Recordemos, en la UE, la tasa de paro aumentó cuatro puntos, mientras que en España, fueron casi diecinueve y sobre un nivel de partida ligeramente más elevado que el promedio europeo. De los que en doce años ha bajado cerca de diecisiete. Hace ya años que la mayoría de los países de la Unión recuperaron aquellos cuatro puntos e incluso bajaron más, pero España está entrando ahora, por fin y tras enormes esfuerzos y una creación de empleo sostenida y superior a la europea, en la zona inferior a los dos dígitos.

Las grandes destrucciones de empleo y sus causas son, en consecuencia, una herencia sombría, que debería llevarnos a considerar la importancia de superar los problemas de la regulación de determinadas instituciones del mercado de trabajo.

Todo esto cambia diametralmente con la crisis del coronavirus. Una prueba muy concluyente de ello es lo que, en efecto, sucedió durante la crisis de la COVID. Las inéditas medidas adoptadas por los responsables laborales del Gobierno permitieron en esa ocasión que, con una caída agudísima del PIB, las pérdidas de empleo, fueran ciertamente muchísimo más bajas que en cualquiera de las crisis anteriores. La tasa de paro creció solamente en un punto medio, un punto más que la registrada en el conjunto de la UE.

La clave de esa reacción tan diferente del empleo fue la inédita combinación de las instituciones laborales vigentes. Por un lado, la aplicación obligatoria de los Expedientes Temporales de Regulación de Empleo (ERTES) que, si bien existentes desde hacía décadas en el ordenamiento laboral español, siempre habían sido de utilización voluntaria y discrecional por parte de las empresas. Esos mecanismos permiten que estas, las empresas, no tengan que soportar los costes salariales durante la crisis dado que los trabajadores pasan a percibir las prestaciones por desempleo.
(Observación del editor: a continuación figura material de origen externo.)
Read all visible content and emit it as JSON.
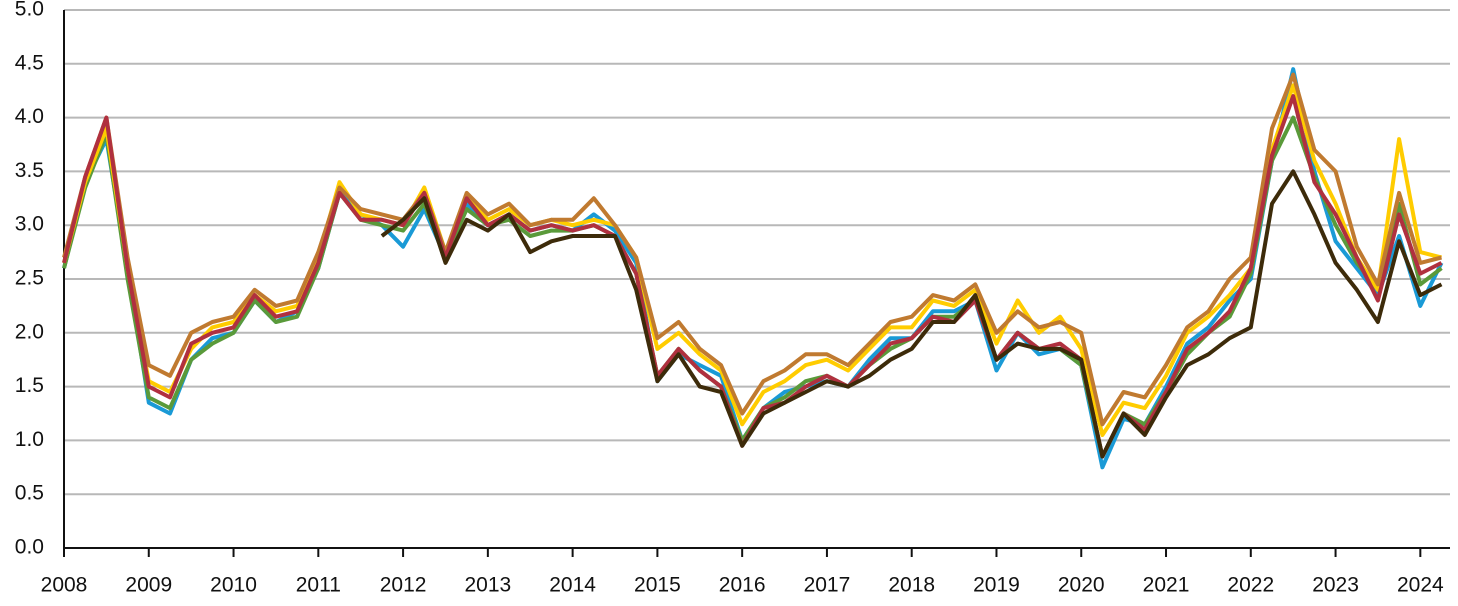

Al finalizar el periodo de crisis, las plantillas vuelven a su situación anterior sin que se produzcan pérdidas de empleo.

La novedad en su aplicación, que consiguió que fuera absolutamente mayoritaria, fue que se suspendió la posibilidad de realizar despidos durante la crisis, por lo que a las empresas no les quedó otro remedio que acogerse a los ERTES, que permitieron mantener y salvar el empleo así como aliviar por el lado laboral el coste de la inactividad (aunque esta obviamente, al impedir continuar la producción, ocasionó el deterioro de los ingresos empresariales, lo que fue parcialmente paliado con otro tipo de instrumentos ajenos al ámbito laboral).

Unas semanas más tarde de comenzar el confinamiento, las autoridades laborales decretaron asimismo que se prohibía cancelar los contratos temporales, de forma que estos trabajadores debían también incorporarse a los ERTES. Simplemente ese retraso de unas pocas semanas en la adopción de esta medida ocasionó que el paro aumentara con la cancelación de centenares de miles de contratos de trabajadores temporales, y es la razón del aumento en un punto de la tasa de paro respecto a la UE.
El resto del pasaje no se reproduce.